Я снова встаю и осматриваю комнату. Ага, вот она где, одежда! Под стенкой диванчик, а на нем белье, новенькие джинсы, несколько маек и рубашек, в коробке — новые сандалии. Я беру со столика пульт и включаю телевизор. Идут местные новости, и я ни слова не понимаю. Наконец появляется знакомая «вывеска» Билла Мастерса, приехавшего с визитом и что-то вещающего на камеру, но испанский переводчик забивает его голос. Хотя что нового он может сказать? Небось, сенатор снова обличает терроризм и требует выдать кого-то. Сукин сын умеет нравиться людям, пусть и слегка чересчур агрессивен. Для него это как раз то, что надо, — люди думают, уж он-то их защитит. Глупые…

— Ты проснулась? — Луис рассматривает меня просто-таки нахально.

Вот чего человек глупые вопросы задает? Если я уже стою и одета, то, конечно же, проснулась!

— Я хочу есть.

— Идем. Как раз подают поздний завтрак. Или ранний обед. Тут с тобой хочет поговорить спецагент из вашей федеральной службы. Ну да ты и сама это уже знаешь. Спровадить ее не удалось — она прилетела вчера после обеда и успела поговорить со всеми, кроме тебя.

— Не хочу с ней говорить.

— Тори!

— Не хочу, и все. Луис, а откуда ты знаешь, что она из той службы? Кому ты звонил?

— Не я. Моя мать все устроила.

— Все равно. Я ничего ей не скажу. Знаю я федералов! Вот подожди, еще обвинят во всем нас!

— Тогда просто идем и поедим.

— Поедим, ага… Пусть эта сучка убирается, не хочу ее видеть.

— Она уже приглашена к столу.

— Надеюсь, поперхнется оливкой.

— Тори, нельзя быть такой неконтактной!

— Поговори мне еще… А вообще… Нам надо было остаться там.

— Я все утро то же самое думаю. Ты спала больше суток, знаешь?

— Для меня это не рекорд.

Он прижимает меня к себе, и наши губы встречаются. Хорошо, что я все-таки успела почистить зубы.

— Тори…

— Не надо этого. По крайней мере пока, ладно?

— Как скажешь.

Мы идем по дому мимо множества дверей и спускаемся в столовую.

— Это гостевое крыло и гостевые спальни, — объясняет Луис. — Лет десять назад их все переоборудовали, и теперь они такие, как ты видишь, — со всеми удобствами.

— Мне нравится твой дом.

— Ты можешь жить здесь сколько захочешь, хоть всю жизнь.

— Вся жизнь — это может оказаться чертовски долго, а может — до завтра. До завтра мне мало, а долго быть на одном месте я не привыкла. Видишь, не стыкуется.

— Но время от времени нужно куда-то возвращаться?

— Я подумаю. Но вряд ли тебе стоит иметь дело с перекатиполем.

— Эд нравится тебе?

— Так же, как и ты. Пока меня подобная действительность не напрягает.

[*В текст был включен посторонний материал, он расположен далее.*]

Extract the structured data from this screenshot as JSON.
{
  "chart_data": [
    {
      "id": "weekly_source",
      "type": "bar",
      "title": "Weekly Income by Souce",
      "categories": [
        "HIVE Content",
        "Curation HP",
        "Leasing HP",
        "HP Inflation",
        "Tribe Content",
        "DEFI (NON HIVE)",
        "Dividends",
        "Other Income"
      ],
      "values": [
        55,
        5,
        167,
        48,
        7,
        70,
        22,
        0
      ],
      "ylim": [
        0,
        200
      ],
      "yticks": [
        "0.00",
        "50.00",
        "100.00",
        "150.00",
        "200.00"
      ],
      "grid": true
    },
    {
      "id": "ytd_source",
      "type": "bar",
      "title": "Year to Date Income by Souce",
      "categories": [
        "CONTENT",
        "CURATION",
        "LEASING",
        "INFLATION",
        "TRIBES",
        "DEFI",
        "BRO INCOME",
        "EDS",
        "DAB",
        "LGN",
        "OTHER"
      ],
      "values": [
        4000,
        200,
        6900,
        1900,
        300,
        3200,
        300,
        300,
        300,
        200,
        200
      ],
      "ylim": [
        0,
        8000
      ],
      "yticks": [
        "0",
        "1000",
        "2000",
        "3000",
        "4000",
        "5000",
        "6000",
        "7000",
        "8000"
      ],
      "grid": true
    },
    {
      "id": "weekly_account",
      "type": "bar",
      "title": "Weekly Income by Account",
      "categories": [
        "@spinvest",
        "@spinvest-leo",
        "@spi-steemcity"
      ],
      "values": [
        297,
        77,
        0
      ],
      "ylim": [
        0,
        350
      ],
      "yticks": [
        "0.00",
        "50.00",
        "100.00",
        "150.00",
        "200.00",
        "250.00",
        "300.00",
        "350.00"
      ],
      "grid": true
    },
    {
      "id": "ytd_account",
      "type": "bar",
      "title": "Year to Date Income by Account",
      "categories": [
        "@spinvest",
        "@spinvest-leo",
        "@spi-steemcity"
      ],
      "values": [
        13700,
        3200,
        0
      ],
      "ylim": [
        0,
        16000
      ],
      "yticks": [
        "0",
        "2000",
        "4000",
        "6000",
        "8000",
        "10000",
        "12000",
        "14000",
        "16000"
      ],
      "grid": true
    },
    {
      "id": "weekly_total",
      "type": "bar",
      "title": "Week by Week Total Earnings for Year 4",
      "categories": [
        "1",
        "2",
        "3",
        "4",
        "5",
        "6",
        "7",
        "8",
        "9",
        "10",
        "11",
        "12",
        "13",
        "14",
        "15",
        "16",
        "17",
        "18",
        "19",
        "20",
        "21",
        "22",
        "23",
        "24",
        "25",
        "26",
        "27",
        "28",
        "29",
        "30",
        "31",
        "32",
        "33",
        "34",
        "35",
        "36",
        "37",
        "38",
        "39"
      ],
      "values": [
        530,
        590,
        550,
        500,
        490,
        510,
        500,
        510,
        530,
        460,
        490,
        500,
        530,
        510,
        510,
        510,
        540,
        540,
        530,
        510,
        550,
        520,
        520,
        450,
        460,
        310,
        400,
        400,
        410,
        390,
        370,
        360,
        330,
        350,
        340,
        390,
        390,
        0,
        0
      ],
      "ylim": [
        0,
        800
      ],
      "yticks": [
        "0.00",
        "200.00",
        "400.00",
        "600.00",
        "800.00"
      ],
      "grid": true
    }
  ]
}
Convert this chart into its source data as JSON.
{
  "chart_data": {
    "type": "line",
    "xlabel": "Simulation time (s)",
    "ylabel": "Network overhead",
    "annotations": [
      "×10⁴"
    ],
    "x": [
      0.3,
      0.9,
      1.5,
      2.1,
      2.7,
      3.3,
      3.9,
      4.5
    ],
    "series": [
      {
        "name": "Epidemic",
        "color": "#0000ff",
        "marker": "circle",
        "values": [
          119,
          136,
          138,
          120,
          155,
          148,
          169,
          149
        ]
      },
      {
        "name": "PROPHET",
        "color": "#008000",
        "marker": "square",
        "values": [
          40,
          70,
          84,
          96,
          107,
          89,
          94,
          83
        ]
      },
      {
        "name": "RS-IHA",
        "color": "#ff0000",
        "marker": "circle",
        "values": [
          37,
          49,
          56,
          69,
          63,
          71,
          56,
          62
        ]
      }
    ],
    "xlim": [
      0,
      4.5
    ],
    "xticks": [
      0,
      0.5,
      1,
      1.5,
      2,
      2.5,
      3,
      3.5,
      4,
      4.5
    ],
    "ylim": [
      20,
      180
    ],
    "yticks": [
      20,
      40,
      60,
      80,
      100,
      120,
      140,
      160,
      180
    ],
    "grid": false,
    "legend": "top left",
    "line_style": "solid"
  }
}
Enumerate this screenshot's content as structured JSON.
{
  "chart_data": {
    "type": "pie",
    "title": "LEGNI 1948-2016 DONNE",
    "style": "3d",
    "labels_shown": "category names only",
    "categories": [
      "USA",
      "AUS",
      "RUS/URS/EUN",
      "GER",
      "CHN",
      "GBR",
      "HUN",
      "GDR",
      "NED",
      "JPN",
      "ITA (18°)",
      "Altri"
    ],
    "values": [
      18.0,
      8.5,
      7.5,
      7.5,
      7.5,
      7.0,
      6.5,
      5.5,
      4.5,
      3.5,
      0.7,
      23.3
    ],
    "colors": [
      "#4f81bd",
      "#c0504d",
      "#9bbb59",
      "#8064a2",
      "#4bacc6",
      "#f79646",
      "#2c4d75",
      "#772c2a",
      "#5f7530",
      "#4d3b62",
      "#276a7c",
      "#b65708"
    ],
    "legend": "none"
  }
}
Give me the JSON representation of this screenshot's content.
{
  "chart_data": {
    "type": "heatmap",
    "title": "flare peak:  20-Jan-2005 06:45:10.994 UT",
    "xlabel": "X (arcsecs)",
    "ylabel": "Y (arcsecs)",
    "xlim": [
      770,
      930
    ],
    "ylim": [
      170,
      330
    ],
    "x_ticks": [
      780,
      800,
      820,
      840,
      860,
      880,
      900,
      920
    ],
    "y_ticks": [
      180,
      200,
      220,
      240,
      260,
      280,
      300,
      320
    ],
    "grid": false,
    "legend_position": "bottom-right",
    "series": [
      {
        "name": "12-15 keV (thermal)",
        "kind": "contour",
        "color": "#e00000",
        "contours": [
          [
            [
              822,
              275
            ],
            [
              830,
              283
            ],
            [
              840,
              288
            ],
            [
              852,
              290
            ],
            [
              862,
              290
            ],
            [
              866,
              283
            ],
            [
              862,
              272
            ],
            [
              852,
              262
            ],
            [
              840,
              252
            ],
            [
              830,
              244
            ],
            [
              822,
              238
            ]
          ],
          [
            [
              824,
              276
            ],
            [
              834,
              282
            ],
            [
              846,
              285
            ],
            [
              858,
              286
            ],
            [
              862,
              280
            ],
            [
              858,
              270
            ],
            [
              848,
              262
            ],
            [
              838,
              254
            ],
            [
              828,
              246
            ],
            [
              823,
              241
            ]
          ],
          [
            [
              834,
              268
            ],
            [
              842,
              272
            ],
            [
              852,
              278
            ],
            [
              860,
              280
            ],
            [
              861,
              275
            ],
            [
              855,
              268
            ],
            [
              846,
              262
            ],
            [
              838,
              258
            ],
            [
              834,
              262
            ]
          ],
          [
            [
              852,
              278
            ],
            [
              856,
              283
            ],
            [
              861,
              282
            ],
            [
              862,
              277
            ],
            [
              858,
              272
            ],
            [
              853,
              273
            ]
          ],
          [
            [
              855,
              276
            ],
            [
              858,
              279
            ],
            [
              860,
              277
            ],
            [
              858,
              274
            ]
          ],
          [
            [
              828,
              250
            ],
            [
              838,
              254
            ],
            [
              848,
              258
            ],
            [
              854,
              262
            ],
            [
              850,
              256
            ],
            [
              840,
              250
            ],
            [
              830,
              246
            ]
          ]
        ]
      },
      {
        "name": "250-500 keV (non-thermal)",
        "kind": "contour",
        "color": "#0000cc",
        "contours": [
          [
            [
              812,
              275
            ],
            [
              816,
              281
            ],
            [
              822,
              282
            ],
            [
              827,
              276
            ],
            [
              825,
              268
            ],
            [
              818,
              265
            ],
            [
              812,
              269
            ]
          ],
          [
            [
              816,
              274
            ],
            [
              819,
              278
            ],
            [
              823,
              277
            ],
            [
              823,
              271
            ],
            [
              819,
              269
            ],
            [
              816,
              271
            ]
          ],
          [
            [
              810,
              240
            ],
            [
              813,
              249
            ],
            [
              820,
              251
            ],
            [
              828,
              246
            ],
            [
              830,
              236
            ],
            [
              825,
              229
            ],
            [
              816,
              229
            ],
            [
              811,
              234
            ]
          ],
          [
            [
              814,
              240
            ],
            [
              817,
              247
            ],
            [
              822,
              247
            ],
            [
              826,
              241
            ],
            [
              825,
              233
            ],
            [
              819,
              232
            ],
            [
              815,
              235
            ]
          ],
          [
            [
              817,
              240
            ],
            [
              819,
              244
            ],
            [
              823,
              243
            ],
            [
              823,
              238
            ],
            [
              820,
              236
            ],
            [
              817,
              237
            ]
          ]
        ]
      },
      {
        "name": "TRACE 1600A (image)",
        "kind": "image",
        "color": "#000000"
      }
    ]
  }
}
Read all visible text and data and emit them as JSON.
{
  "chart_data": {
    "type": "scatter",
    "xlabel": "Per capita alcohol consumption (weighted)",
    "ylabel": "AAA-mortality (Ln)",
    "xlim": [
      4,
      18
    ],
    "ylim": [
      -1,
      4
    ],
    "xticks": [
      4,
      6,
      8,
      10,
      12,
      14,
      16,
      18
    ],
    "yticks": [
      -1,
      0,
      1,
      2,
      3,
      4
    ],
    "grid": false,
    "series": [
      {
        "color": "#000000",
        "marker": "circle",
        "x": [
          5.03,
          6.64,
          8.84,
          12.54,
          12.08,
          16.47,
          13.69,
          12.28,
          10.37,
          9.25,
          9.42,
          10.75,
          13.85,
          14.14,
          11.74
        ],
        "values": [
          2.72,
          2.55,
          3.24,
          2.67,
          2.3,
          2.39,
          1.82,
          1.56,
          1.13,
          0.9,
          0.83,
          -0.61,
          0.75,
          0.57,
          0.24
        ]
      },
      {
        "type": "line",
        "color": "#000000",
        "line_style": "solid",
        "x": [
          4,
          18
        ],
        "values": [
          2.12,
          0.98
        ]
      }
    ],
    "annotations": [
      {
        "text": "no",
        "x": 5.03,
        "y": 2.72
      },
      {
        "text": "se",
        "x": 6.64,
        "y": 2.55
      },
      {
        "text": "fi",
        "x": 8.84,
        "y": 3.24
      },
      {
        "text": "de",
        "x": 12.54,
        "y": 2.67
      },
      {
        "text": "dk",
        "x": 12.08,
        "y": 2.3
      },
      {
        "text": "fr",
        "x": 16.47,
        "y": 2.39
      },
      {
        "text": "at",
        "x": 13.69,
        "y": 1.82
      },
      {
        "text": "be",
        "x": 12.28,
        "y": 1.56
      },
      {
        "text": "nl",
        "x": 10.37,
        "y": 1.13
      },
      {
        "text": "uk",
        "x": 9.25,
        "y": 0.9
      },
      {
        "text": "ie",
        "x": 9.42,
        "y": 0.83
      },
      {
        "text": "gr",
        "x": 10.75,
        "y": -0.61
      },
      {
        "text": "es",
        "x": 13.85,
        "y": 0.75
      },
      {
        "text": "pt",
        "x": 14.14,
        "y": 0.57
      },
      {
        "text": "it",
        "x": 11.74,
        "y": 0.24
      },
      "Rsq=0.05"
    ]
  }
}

Давай не будем торопиться, Луис, время покажет.

Он целует кончики моих пальцев. Господи, какая романтика! Ну признай, Тори, ты же именно этого всегда и хотела!

— Тут у нас столовая, прошу…

Комната очень большая и солнечная. Мебель из какого-то светлого дерева, много цветов. Все уже за столом, мать Луиса сидит на месте хозяйки, меня усаживают рядом.

— Мама, это Тори.

— Да уж поняла. Я — донья Эстелла, мать сорванца. Как вам спалось, дорогая?

— Прекрасно, спасибо. Доставили вам хлопот…

— Ну что вы, какие хлопоты! Мне очень приятно принимать вас в моем доме. Луис редко здесь появляется, остальные дети тоже живут отдельно, и когда столько гостей, я рада. Кстати, познакомьтесь, мисс Бартон из вашей федеральной службы. Она занимается расследованием того ужаса, который с вами приключился.

Спецагент приблизительно моего возраста, только покрепче сложена. У нее светлые волосы, собранные в пучок, удлиненное бледное лицо, большие серо-голубые глаза, небольшой тонкий носик и пухлые губы. Очень красивая женщина. Есть в ней что-то… Даже не знаю. Что-то. И кого-то она мне напоминает. Все пялятся на нас почему-то.